1906(明治39)年に竣工した近代ヨーロッパ復興様式の石造り2階建ての同建造物の重厚な金庫室・会議室、貴賓室、食堂室、廊下などを開放し、6名のアーティストのオリジナル作品と、営業室から3名のDJがひとりずつ奏でる音のアートに包まれ、17:00からは、田仲ハル氏と天方向日葵氏の舞踏とShohei Takataによるその場でしか生まれない音楽を紡ぎ、 最高のパフォーマンスを披露した。
廊下で時を刻む音の仕掛け役の佐藤翼さんは、「歴史のある日本郵船の建物は、人と物が行き来した場所で、歴史を感じさせるようにずっと刻み続けている音が、人が行き来した建物の廊下で音も一緒に、6個のスピーカーを設置して移動し続ける」と説明し、スピーカーは今日のために自作したものだそうだ。

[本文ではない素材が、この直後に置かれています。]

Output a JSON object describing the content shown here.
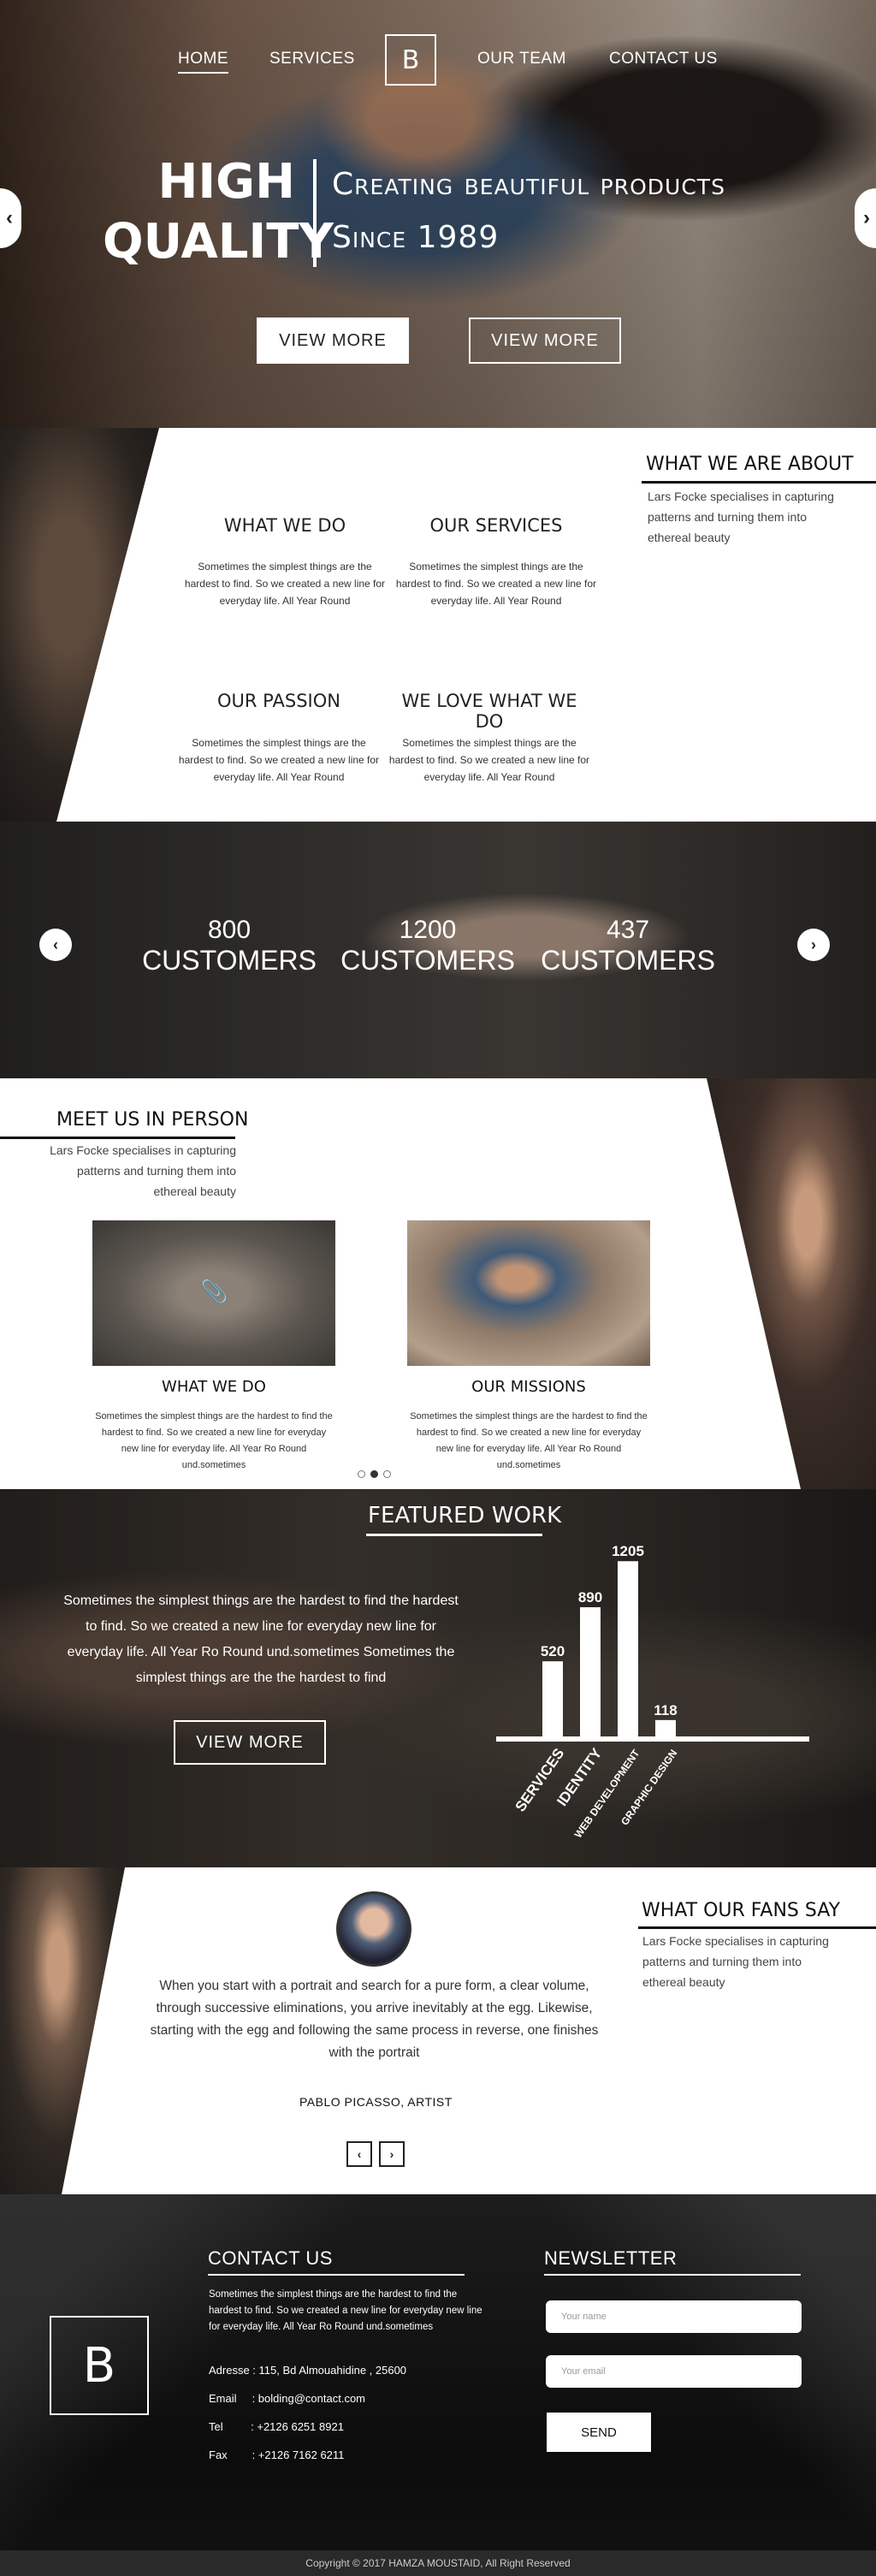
{
  "nav": {
    "items": [
      "HOME",
      "SERVICES",
      "OUR TEAM",
      "CONTACT US"
    ],
    "logo": "B"
  },
  "hero": {
    "big_line1": "HIGH",
    "big_line2": "QUALITY",
    "sub_line1": "Creating beautiful products",
    "sub_line2": "Since 1989",
    "button1": "VIEW MORE",
    "button2": "VIEW MORE",
    "prev_arrow": "‹",
    "next_arrow": "›"
  },
  "about": {
    "title": "WHAT WE ARE ABOUT",
    "text": "Lars Focke specialises in capturing patterns and turning them into ethereal beauty",
    "features": [
      {
        "title": "WHAT WE DO",
        "text": "Sometimes the simplest things are the hardest to find. So we created a new line for everyday life. All Year Round"
      },
      {
        "title": "OUR SERVICES",
        "text": "Sometimes the simplest things are the hardest to find. So we created a new line for everyday life. All Year Round"
      },
      {
        "title": "OUR PASSION",
        "text": "Sometimes the simplest things are the hardest to find. So we created a new line for everyday life. All Year Round"
      },
      {
        "title": "WE LOVE WHAT WE DO",
        "text": "Sometimes the simplest things are the hardest to find. So we created a new line for everyday life. All Year Round"
      }
    ]
  },
  "counters": {
    "items": [
      {
        "number": "800",
        "label": "CUSTOMERS"
      },
      {
        "number": "1200",
        "label": "CUSTOMERS"
      },
      {
        "number": "437",
        "label": "CUSTOMERS"
      }
    ],
    "prev_arrow": "‹",
    "next_arrow": "›"
  },
  "meet": {
    "title": "MEET US IN PERSON",
    "text": "Lars Focke specialises in capturing patterns and turning them into ethereal beauty",
    "cards": [
      {
        "title": "WHAT WE DO",
        "text": "Sometimes the simplest things are the hardest to find the hardest to find. So we created a new line for everyday new line for everyday life. All Year Ro Round und.sometimes"
      },
      {
        "title": "OUR MISSIONS",
        "text": "Sometimes the simplest things are the hardest to find the hardest to find. So we created a new line for everyday new line for everyday life. All Year Ro Round und.sometimes"
      }
    ],
    "active_slide": 2,
    "slide_count": 3
  },
  "featured": {
    "title": "FEATURED WORK",
    "text": "Sometimes the simplest things are the hardest to find the hardest to find. So we created a new line for everyday new line for everyday life. All Year Ro Round und.sometimes Sometimes the simplest things are the the hardest to find",
    "button": "VIEW MORE"
  },
  "chart_data": {
    "type": "bar",
    "categories": [
      "SERVICES",
      "IDENTITY",
      "WEB DEVELOPMENT",
      "GRAPHIC DESIGN"
    ],
    "values": [
      520,
      890,
      1205,
      118
    ],
    "title": "",
    "xlabel": "",
    "ylabel": "",
    "ylim": [
      0,
      1300
    ],
    "bar_color": "#ffffff"
  },
  "fans": {
    "title": "WHAT OUR FANS SAY",
    "text": "Lars Focke specialises in capturing patterns and turning them into ethereal beauty",
    "quote": "When you start with a portrait and search for a pure form, a clear volume, through successive eliminations, you arrive inevitably at the egg. Likewise, starting with the egg and following the same process in reverse, one finishes with the portrait",
    "author": "PABLO PICASSO, ARTIST",
    "prev": "‹",
    "next": "›"
  },
  "footer": {
    "logo": "B",
    "contact_title": "CONTACT US",
    "contact_text": "Sometimes the simplest things are the hardest to find the hardest to find. So we created a new line for everyday new line for everyday life. All Year Ro Round und.sometimes",
    "address": "Adresse : 115, Bd Almouahidine , 25600",
    "email": "Email     : bolding@contact.com",
    "tel": "Tel         : +2126 6251 8921",
    "fax": "Fax        : +2126 7162 6211",
    "newsletter_title": "NEWSLETTER",
    "name_placeholder": "Your name",
    "email_placeholder": "Your email",
    "send": "SEND",
    "copyright": "Copyright © 2017 HAMZA MOUSTAID, All Right Reserved"
  },
  "colors": {
    "accent": "#ffffff",
    "dark": "#111111"
  }
}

小樽出身の村田勘介さんは、4年間暮らした東京から戻ってきたばかりで、鳥井さんと一緒に活動していて雑誌の制作にもカメラマンとして関わり、「普段から服も作っていて、貴賓室のテーブルに、袖、襟、ボタン、みかえしのパーツを食卓に並べた。書籍室には、マネキンに青い生地にレースをかけただけのあえて簡素な展示にして、部屋の入口には、何にみえます?のQRコードからそれぞれ感じた意見を尋ねている。洋服を作る時に、マネキンに生地をかぶせ作る上での前段階、時間帯でも違って見えるのでは」と説明した。

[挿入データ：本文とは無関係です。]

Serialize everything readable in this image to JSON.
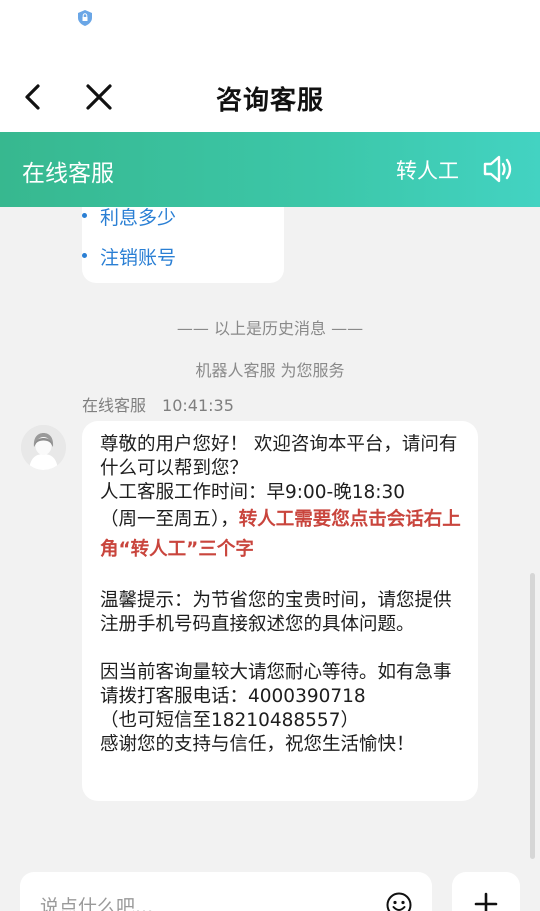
{
  "header": {
    "title": "咨询客服"
  },
  "service_bar": {
    "title": "在线客服",
    "transfer_label": "转人工"
  },
  "history_menu": {
    "items": [
      "利息多少",
      "注销账号"
    ]
  },
  "system_notes": {
    "history_divider": "—— 以上是历史消息 ——",
    "robot_service": "机器人客服 为您服务"
  },
  "message": {
    "sender": "在线客服",
    "time": "10:41:35",
    "line1": "尊敬的用户您好！ 欢迎咨询本平台，请问有什么可以帮到您？",
    "line2a": "人工客服工作时间：早9:00-晚18:30",
    "line2b": "（周一至周五），",
    "line2_red": "转人工需要您点击会话右上角“转人工”三个字",
    "line3": "温馨提示：为节省您的宝贵时间，请您提供注册手机号码直接叙述您的具体问题。",
    "line4": "因当前客询量较大请您耐心等待。如有急事请拨打客服电话：4000390718",
    "line5": "（也可短信至18210488557）",
    "line6": "感谢您的支持与信任，祝您生活愉快！"
  },
  "composer": {
    "placeholder": "说点什么吧..."
  },
  "icons": {
    "status": "lock-shield-icon",
    "back": "chevron-left-icon",
    "close": "close-icon",
    "speaker": "speaker-icon",
    "avatar": "user-avatar-icon",
    "emoji": "emoji-icon",
    "plus": "plus-icon"
  },
  "colors": {
    "accent_green": "#3cc7a9",
    "link_blue": "#2a7fd4",
    "highlight_red": "#c9453d"
  }
}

来場者は、時を刻む音を聞きながら、各部屋を回りこれまでにない表現を体験していた。
企画ディレクションとして初仕事を果たした、 令和7年9月に就任した小樽市北運河地区地域おこし協力隊の鳥井 麻祐さん(26)は、「頭で思い描いていたのもあるが、当日、化学反応が面白いと感じている。まずは、制作している雑誌を完成させて、来年度に向けては、今回のご縁が繋がればと思う」と、話した。

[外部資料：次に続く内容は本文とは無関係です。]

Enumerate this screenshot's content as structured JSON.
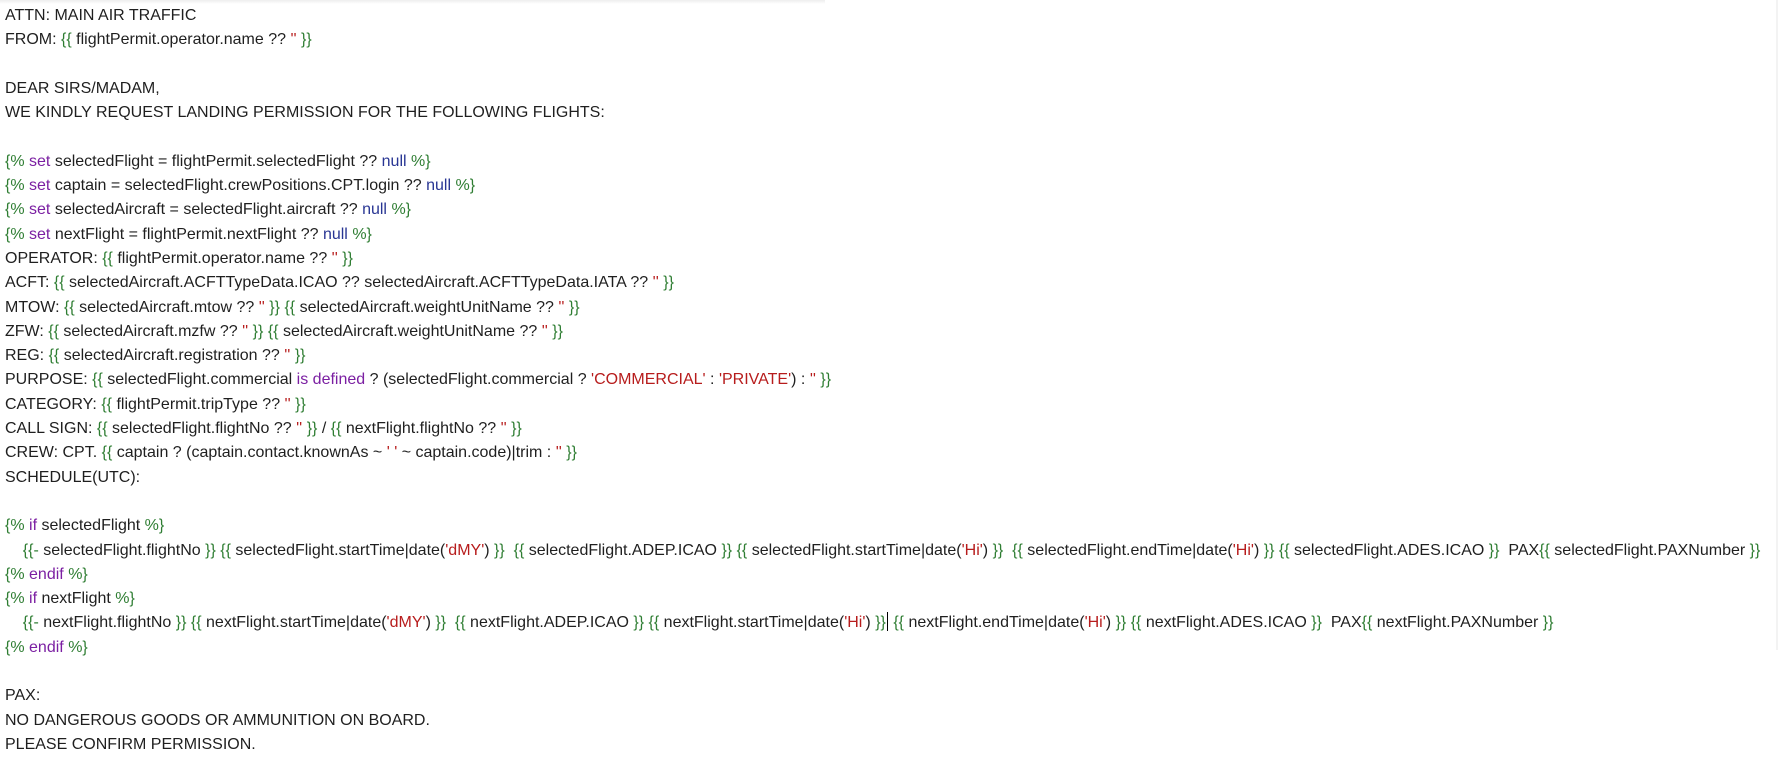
{
  "editor": {
    "lines": [
      [
        [
          "text",
          "ATTN: MAIN AIR TRAFFIC"
        ]
      ],
      [
        [
          "text",
          "FROM: "
        ],
        [
          "delim",
          "{{"
        ],
        [
          "text",
          " flightPermit.operator.name ?? "
        ],
        [
          "str",
          "''"
        ],
        [
          "text",
          " "
        ],
        [
          "delim",
          "}}"
        ]
      ],
      [],
      [
        [
          "text",
          "DEAR SIRS/MADAM,"
        ]
      ],
      [
        [
          "text",
          "WE KINDLY REQUEST LANDING PERMISSION FOR THE FOLLOWING FLIGHTS:"
        ]
      ],
      [],
      [
        [
          "delim",
          "{%"
        ],
        [
          "text",
          " "
        ],
        [
          "kw",
          "set"
        ],
        [
          "text",
          " selectedFlight = flightPermit.selectedFlight ?? "
        ],
        [
          "const",
          "null"
        ],
        [
          "text",
          " "
        ],
        [
          "delim",
          "%}"
        ]
      ],
      [
        [
          "delim",
          "{%"
        ],
        [
          "text",
          " "
        ],
        [
          "kw",
          "set"
        ],
        [
          "text",
          " captain = selectedFlight.crewPositions.CPT.login ?? "
        ],
        [
          "const",
          "null"
        ],
        [
          "text",
          " "
        ],
        [
          "delim",
          "%}"
        ]
      ],
      [
        [
          "delim",
          "{%"
        ],
        [
          "text",
          " "
        ],
        [
          "kw",
          "set"
        ],
        [
          "text",
          " selectedAircraft = selectedFlight.aircraft ?? "
        ],
        [
          "const",
          "null"
        ],
        [
          "text",
          " "
        ],
        [
          "delim",
          "%}"
        ]
      ],
      [
        [
          "delim",
          "{%"
        ],
        [
          "text",
          " "
        ],
        [
          "kw",
          "set"
        ],
        [
          "text",
          " nextFlight = flightPermit.nextFlight ?? "
        ],
        [
          "const",
          "null"
        ],
        [
          "text",
          " "
        ],
        [
          "delim",
          "%}"
        ]
      ],
      [
        [
          "text",
          "OPERATOR: "
        ],
        [
          "delim",
          "{{"
        ],
        [
          "text",
          " flightPermit.operator.name ?? "
        ],
        [
          "str",
          "''"
        ],
        [
          "text",
          " "
        ],
        [
          "delim",
          "}}"
        ]
      ],
      [
        [
          "text",
          "ACFT: "
        ],
        [
          "delim",
          "{{"
        ],
        [
          "text",
          " selectedAircraft.ACFTTypeData.ICAO ?? selectedAircraft.ACFTTypeData.IATA ?? "
        ],
        [
          "str",
          "''"
        ],
        [
          "text",
          " "
        ],
        [
          "delim",
          "}}"
        ]
      ],
      [
        [
          "text",
          "MTOW: "
        ],
        [
          "delim",
          "{{"
        ],
        [
          "text",
          " selectedAircraft.mtow ?? "
        ],
        [
          "str",
          "''"
        ],
        [
          "text",
          " "
        ],
        [
          "delim",
          "}}"
        ],
        [
          "text",
          " "
        ],
        [
          "delim",
          "{{"
        ],
        [
          "text",
          " selectedAircraft.weightUnitName ?? "
        ],
        [
          "str",
          "''"
        ],
        [
          "text",
          " "
        ],
        [
          "delim",
          "}}"
        ]
      ],
      [
        [
          "text",
          "ZFW: "
        ],
        [
          "delim",
          "{{"
        ],
        [
          "text",
          " selectedAircraft.mzfw ?? "
        ],
        [
          "str",
          "''"
        ],
        [
          "text",
          " "
        ],
        [
          "delim",
          "}}"
        ],
        [
          "text",
          " "
        ],
        [
          "delim",
          "{{"
        ],
        [
          "text",
          " selectedAircraft.weightUnitName ?? "
        ],
        [
          "str",
          "''"
        ],
        [
          "text",
          " "
        ],
        [
          "delim",
          "}}"
        ]
      ],
      [
        [
          "text",
          "REG: "
        ],
        [
          "delim",
          "{{"
        ],
        [
          "text",
          " selectedAircraft.registration ?? "
        ],
        [
          "str",
          "''"
        ],
        [
          "text",
          " "
        ],
        [
          "delim",
          "}}"
        ]
      ],
      [
        [
          "text",
          "PURPOSE: "
        ],
        [
          "delim",
          "{{"
        ],
        [
          "text",
          " selectedFlight.commercial "
        ],
        [
          "kw",
          "is defined"
        ],
        [
          "text",
          " ? (selectedFlight.commercial ? "
        ],
        [
          "str",
          "'COMMERCIAL'"
        ],
        [
          "text",
          " : "
        ],
        [
          "str",
          "'PRIVATE'"
        ],
        [
          "text",
          ") : "
        ],
        [
          "str",
          "''"
        ],
        [
          "text",
          " "
        ],
        [
          "delim",
          "}}"
        ]
      ],
      [
        [
          "text",
          "CATEGORY: "
        ],
        [
          "delim",
          "{{"
        ],
        [
          "text",
          " flightPermit.tripType ?? "
        ],
        [
          "str",
          "''"
        ],
        [
          "text",
          " "
        ],
        [
          "delim",
          "}}"
        ]
      ],
      [
        [
          "text",
          "CALL SIGN: "
        ],
        [
          "delim",
          "{{"
        ],
        [
          "text",
          " selectedFlight.flightNo ?? "
        ],
        [
          "str",
          "''"
        ],
        [
          "text",
          " "
        ],
        [
          "delim",
          "}}"
        ],
        [
          "text",
          " / "
        ],
        [
          "delim",
          "{{"
        ],
        [
          "text",
          " nextFlight.flightNo ?? "
        ],
        [
          "str",
          "''"
        ],
        [
          "text",
          " "
        ],
        [
          "delim",
          "}}"
        ]
      ],
      [
        [
          "text",
          "CREW: CPT. "
        ],
        [
          "delim",
          "{{"
        ],
        [
          "text",
          " captain ? (captain.contact.knownAs ~ "
        ],
        [
          "str",
          "' '"
        ],
        [
          "text",
          " ~ captain.code)|trim : "
        ],
        [
          "str",
          "''"
        ],
        [
          "text",
          " "
        ],
        [
          "delim",
          "}}"
        ]
      ],
      [
        [
          "text",
          "SCHEDULE(UTC):"
        ]
      ],
      [],
      [
        [
          "delim",
          "{%"
        ],
        [
          "text",
          " "
        ],
        [
          "kw",
          "if"
        ],
        [
          "text",
          " selectedFlight "
        ],
        [
          "delim",
          "%}"
        ]
      ],
      [
        [
          "text",
          "    "
        ],
        [
          "delim",
          "{{-"
        ],
        [
          "text",
          " selectedFlight.flightNo "
        ],
        [
          "delim",
          "}}"
        ],
        [
          "text",
          " "
        ],
        [
          "delim",
          "{{"
        ],
        [
          "text",
          " selectedFlight.startTime|date("
        ],
        [
          "str",
          "'dMY'"
        ],
        [
          "text",
          ") "
        ],
        [
          "delim",
          "}}"
        ],
        [
          "text",
          "  "
        ],
        [
          "delim",
          "{{"
        ],
        [
          "text",
          " selectedFlight.ADEP.ICAO "
        ],
        [
          "delim",
          "}}"
        ],
        [
          "text",
          " "
        ],
        [
          "delim",
          "{{"
        ],
        [
          "text",
          " selectedFlight.startTime|date("
        ],
        [
          "str",
          "'Hi'"
        ],
        [
          "text",
          ") "
        ],
        [
          "delim",
          "}}"
        ],
        [
          "text",
          "  "
        ],
        [
          "delim",
          "{{"
        ],
        [
          "text",
          " selectedFlight.endTime|date("
        ],
        [
          "str",
          "'Hi'"
        ],
        [
          "text",
          ") "
        ],
        [
          "delim",
          "}}"
        ],
        [
          "text",
          " "
        ],
        [
          "delim",
          "{{"
        ],
        [
          "text",
          " selectedFlight.ADES.ICAO "
        ],
        [
          "delim",
          "}}"
        ],
        [
          "text",
          "  PAX"
        ],
        [
          "delim",
          "{{"
        ],
        [
          "text",
          " selectedFlight.PAXNumber "
        ],
        [
          "delim",
          "}}"
        ]
      ],
      [
        [
          "delim",
          "{%"
        ],
        [
          "text",
          " "
        ],
        [
          "kw",
          "endif"
        ],
        [
          "text",
          " "
        ],
        [
          "delim",
          "%}"
        ]
      ],
      [
        [
          "delim",
          "{%"
        ],
        [
          "text",
          " "
        ],
        [
          "kw",
          "if"
        ],
        [
          "text",
          " nextFlight "
        ],
        [
          "delim",
          "%}"
        ]
      ],
      [
        [
          "text",
          "    "
        ],
        [
          "delim",
          "{{-"
        ],
        [
          "text",
          " nextFlight.flightNo "
        ],
        [
          "delim",
          "}}"
        ],
        [
          "text",
          " "
        ],
        [
          "delim",
          "{{"
        ],
        [
          "text",
          " nextFlight.startTime|date("
        ],
        [
          "str",
          "'dMY'"
        ],
        [
          "text",
          ") "
        ],
        [
          "delim",
          "}}"
        ],
        [
          "text",
          "  "
        ],
        [
          "delim",
          "{{"
        ],
        [
          "text",
          " nextFlight.ADEP.ICAO "
        ],
        [
          "delim",
          "}}"
        ],
        [
          "text",
          " "
        ],
        [
          "delim",
          "{{"
        ],
        [
          "text",
          " nextFlight.startTime|date("
        ],
        [
          "str",
          "'Hi'"
        ],
        [
          "text",
          ") "
        ],
        [
          "delim",
          "}}"
        ],
        [
          "caret",
          ""
        ],
        [
          "text",
          " "
        ],
        [
          "delim",
          "{{"
        ],
        [
          "text",
          " nextFlight.endTime|date("
        ],
        [
          "str",
          "'Hi'"
        ],
        [
          "text",
          ") "
        ],
        [
          "delim",
          "}}"
        ],
        [
          "text",
          " "
        ],
        [
          "delim",
          "{{"
        ],
        [
          "text",
          " nextFlight.ADES.ICAO "
        ],
        [
          "delim",
          "}}"
        ],
        [
          "text",
          "  PAX"
        ],
        [
          "delim",
          "{{"
        ],
        [
          "text",
          " nextFlight.PAXNumber "
        ],
        [
          "delim",
          "}}"
        ]
      ],
      [
        [
          "delim",
          "{%"
        ],
        [
          "text",
          " "
        ],
        [
          "kw",
          "endif"
        ],
        [
          "text",
          " "
        ],
        [
          "delim",
          "%}"
        ]
      ],
      [],
      [
        [
          "text",
          "PAX:"
        ]
      ],
      [
        [
          "text",
          "NO DANGEROUS GOODS OR AMMUNITION ON BOARD."
        ]
      ],
      [
        [
          "text",
          "PLEASE CONFIRM PERMISSION."
        ]
      ]
    ]
  }
}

このイベントを祝福するかのように、2025(令和7)年4月25日に開館し、日比谷花壇が指定管理者になってから来館者2万人を、同日3時頃に達成した。

2万人目の来場者は、札幌在住の会社員山崎沙友里さん(26)は、今日のイベントの音楽関係者と繋がりがあり来初めて来た、「小樽は歴史的建造物が多く、この建物もそのひとつで、音響などのイベントは面白い、まさか2万人目になるとは嬉しい」と、喜んでいた。
旧日本郵船株氏会社小樽支店・倉本夏希施設長より、同建物をあしらったオリジナルグッズの詰め合わせがプレゼントされ、同施設長は、「ここからがスタート。より一層盛り上げていきたい。素敵なイベントもますます開催していきたい」と、話した。